The restaurant has a new director, a new chef and a new menu

KIEV, January 13 (Itar-Tass) —— Ex-Ukrainian Prime Minister Yulia Timoshenko’s daughter Yevgenia sold her restaurant Ciro’s Pomodoro in downtown Kiev.

The restaurant has a new director, a new chef and a new menu.

The Ukrainian newspaper Segodnya said that the restaurant was sold two months ago. Yevgenia’s husband, rock musician Sean Carr stopped performing at the restaurant. The restaurant personnel refused to name the new owner.

The deal might have cost over $1.5 million, Restaurant Consulting General Director Olga Nasonova said. Other restaurant keepers think that Yevgenia might have quitted the business formally in order to avoid problems. Some say that she may leave the country, following her father’s example, and has begun to close down her business.

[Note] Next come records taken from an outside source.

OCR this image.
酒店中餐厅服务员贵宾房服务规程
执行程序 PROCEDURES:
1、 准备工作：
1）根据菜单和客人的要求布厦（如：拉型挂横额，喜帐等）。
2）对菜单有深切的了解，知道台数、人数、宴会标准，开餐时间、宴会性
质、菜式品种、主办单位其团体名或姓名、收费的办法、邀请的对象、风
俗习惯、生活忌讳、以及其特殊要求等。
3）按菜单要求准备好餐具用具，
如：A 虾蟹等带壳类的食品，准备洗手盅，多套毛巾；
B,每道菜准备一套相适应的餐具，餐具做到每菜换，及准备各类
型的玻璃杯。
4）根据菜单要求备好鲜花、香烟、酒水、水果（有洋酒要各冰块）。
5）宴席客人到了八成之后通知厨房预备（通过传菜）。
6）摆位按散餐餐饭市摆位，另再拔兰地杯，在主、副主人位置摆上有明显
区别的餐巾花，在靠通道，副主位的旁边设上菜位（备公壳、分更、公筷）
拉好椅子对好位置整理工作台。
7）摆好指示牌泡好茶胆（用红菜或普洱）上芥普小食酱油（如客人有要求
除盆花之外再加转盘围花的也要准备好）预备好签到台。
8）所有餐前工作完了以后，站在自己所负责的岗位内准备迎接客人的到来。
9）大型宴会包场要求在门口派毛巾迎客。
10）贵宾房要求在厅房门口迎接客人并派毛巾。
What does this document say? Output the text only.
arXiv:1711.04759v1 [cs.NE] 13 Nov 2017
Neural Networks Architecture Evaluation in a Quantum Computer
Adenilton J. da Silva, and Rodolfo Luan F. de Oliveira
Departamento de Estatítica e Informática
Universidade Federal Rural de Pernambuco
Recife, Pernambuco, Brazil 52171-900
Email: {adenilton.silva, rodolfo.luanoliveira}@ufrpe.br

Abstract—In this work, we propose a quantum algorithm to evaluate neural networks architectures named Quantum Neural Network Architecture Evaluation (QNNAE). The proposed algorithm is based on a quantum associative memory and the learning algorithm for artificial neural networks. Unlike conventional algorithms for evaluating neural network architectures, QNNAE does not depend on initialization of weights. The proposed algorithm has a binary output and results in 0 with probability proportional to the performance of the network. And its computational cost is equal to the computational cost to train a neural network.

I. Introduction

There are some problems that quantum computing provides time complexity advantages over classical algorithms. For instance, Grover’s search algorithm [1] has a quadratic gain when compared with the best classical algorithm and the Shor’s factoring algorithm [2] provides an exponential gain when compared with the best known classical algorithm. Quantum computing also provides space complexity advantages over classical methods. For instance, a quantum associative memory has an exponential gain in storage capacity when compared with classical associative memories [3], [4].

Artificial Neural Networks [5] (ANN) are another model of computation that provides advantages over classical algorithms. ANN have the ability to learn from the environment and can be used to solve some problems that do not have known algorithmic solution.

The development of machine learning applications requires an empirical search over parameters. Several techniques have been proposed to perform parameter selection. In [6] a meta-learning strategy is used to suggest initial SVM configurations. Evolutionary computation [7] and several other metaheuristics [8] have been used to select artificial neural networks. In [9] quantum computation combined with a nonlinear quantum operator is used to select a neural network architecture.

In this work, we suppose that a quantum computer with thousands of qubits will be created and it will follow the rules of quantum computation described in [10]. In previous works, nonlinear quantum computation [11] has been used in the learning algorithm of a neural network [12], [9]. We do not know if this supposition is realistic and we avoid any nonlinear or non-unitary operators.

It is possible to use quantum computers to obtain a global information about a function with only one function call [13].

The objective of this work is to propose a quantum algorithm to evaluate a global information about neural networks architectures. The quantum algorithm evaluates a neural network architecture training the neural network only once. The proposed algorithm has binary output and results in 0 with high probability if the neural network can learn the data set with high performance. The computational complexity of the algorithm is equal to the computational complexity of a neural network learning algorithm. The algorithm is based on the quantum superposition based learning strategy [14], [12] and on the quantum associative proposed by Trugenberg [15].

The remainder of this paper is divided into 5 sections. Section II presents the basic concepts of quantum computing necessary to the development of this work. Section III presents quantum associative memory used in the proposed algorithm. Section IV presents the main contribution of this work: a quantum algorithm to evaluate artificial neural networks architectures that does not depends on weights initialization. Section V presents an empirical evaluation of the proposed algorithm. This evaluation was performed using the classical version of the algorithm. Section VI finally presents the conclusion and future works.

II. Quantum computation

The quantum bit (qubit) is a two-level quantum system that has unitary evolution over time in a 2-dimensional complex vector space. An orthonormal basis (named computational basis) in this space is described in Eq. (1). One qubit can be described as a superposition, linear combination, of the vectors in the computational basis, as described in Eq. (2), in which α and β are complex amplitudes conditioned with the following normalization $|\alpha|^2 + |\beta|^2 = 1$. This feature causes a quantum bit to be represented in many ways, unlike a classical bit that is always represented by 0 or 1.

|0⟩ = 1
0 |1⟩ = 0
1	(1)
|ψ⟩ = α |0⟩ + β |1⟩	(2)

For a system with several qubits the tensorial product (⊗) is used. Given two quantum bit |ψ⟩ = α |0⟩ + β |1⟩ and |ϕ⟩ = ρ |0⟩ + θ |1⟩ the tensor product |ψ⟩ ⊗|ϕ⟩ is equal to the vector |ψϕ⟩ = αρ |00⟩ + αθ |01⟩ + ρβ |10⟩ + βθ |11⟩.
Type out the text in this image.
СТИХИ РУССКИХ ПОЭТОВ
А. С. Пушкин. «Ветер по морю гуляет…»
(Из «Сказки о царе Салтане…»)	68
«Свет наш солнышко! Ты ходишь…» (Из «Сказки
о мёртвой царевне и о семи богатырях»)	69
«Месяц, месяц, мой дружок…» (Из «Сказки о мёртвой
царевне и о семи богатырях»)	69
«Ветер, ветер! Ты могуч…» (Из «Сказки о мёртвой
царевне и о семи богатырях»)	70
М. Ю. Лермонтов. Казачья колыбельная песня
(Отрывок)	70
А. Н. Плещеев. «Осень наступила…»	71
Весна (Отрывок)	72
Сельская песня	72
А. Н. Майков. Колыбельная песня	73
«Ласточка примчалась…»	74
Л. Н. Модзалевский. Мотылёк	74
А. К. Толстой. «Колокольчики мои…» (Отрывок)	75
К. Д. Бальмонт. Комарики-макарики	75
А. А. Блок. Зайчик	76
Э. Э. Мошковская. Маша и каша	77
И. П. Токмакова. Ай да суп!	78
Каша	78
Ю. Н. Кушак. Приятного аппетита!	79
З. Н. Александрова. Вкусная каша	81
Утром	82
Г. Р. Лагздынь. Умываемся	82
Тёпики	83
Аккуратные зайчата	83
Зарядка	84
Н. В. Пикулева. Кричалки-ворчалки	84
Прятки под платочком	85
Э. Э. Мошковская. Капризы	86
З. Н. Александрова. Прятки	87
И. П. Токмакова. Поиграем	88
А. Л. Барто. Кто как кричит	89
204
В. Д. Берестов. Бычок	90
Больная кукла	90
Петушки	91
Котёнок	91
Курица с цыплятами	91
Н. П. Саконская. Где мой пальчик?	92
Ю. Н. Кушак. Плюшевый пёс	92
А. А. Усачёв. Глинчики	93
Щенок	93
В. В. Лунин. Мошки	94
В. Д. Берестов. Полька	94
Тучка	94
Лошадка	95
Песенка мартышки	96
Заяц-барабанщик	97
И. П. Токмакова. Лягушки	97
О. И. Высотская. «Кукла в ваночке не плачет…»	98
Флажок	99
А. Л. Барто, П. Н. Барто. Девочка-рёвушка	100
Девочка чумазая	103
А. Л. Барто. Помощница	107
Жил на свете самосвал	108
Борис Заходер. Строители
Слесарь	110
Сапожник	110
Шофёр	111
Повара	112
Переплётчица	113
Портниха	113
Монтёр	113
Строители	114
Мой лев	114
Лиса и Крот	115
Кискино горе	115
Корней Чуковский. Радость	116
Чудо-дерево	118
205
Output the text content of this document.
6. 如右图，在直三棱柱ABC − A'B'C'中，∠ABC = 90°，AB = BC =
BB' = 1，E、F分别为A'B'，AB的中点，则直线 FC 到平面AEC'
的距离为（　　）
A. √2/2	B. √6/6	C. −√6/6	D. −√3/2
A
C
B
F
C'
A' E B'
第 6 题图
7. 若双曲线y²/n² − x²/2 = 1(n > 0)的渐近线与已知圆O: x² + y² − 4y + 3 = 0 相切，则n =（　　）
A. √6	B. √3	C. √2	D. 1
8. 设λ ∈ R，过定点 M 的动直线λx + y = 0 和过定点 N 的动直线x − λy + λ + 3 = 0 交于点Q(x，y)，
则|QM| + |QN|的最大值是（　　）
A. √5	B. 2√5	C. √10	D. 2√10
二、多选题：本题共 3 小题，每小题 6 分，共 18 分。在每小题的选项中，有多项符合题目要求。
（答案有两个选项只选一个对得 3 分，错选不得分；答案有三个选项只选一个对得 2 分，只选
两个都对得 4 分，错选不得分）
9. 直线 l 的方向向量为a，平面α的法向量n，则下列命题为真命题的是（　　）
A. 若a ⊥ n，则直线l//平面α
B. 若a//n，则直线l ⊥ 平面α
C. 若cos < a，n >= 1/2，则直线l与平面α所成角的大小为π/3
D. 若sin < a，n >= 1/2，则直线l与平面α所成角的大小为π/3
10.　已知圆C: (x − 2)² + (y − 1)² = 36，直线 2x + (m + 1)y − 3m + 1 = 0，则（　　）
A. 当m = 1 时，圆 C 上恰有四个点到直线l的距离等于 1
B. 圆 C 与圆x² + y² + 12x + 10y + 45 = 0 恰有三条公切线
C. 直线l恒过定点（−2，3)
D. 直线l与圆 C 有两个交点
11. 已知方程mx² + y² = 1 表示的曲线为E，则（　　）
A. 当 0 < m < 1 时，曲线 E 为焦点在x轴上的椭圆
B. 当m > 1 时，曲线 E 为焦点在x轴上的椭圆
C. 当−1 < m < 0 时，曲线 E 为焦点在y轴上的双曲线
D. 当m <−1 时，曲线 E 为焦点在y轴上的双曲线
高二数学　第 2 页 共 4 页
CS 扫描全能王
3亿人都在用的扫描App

Yevgenia Timoshenko and Sean Carr opened the restaurant in April 2009. There are similar restaurants in London, Dubai, Athens, Bucharest and Abu Dhabi with the chief owner Ciro Orsini.

Yevgenia said she frequented Ciro’s Pomodoro in London when she was a student and decided that a similar restaurant should open in Kiev.

Alexander Timoshenko, husband of the jailed Ukrainian ex-premier, was granted political asylum in the Czech Republic on January 6.

The Czech media said that he applied to the Czech authorities for political asylum in late December 2011.

The political asylum request of Yulia Timoshenko’s husband to the Czech Republic aims to deprive the Ukrainian authorities of additional levers of pressure on the ex-premier, the Batkivshchyna Party said.

It said the authorities were trying to put pressure on the opposition leader via her family.

“The regime illegally reanimated the 15-year-old criminal cases, which had been stopped by the Supreme Court, and started to persecute the family and friends of the ex-premier,” the party said.

Alexander Timoshenko plans to register an international public organization, Batkivshchyna, in the Czech Republic and to make Yevgenia its honorary chairperson. He said that the organization “would analyze activity of the incumbent Ukrainian authorities and their criminal looting of Ukraine, to cover actions of the Yanukovich government in the foreign media, and to do constant monitoring of the observation of human rights and freedoms and democratic principles in Ukraine.”

The Kiev Pechersky District Court sentenced Timoshenko on October 11, 2011, to seven years in prison for exceeding her authority in the signing of the gas contracts with Russia in 2009. She was also compelled to pay 1.51 billion hryvni (almost $200 million) to Neftegaz Ukrainy. The Kiev Appeals Court upheld the ruling of the Kiev Pechersky Court on December 23.

Timoshenko was transferred to the 54th penitentiary in Kharkov shortly before the New Year.

Timoshenko was also charged with writing off the debt of the United Energy Systems of Ukraine private corporation to the Russian Defense Ministry worth $405,500,000 to the state budget of Ukraine, while being the corporation president, under conspiracy with other former Prime Minister Pavel Lazarenko. Timoshenko chaired the corporation in 1995-1997. She said in June 2011 that there were no debts to the Russian Defense Ministry.

On November 11 the Ukrainian State Tax Service charged ex-CEO of the Unified Energy Systems of Ukraine Corporation Timoshenko with concealing $165 million revenues, embezzling public funds and dodging over 47 million hryvni (about $6 million) in taxes.

The Timoshenko case caused harsh comments from Europe.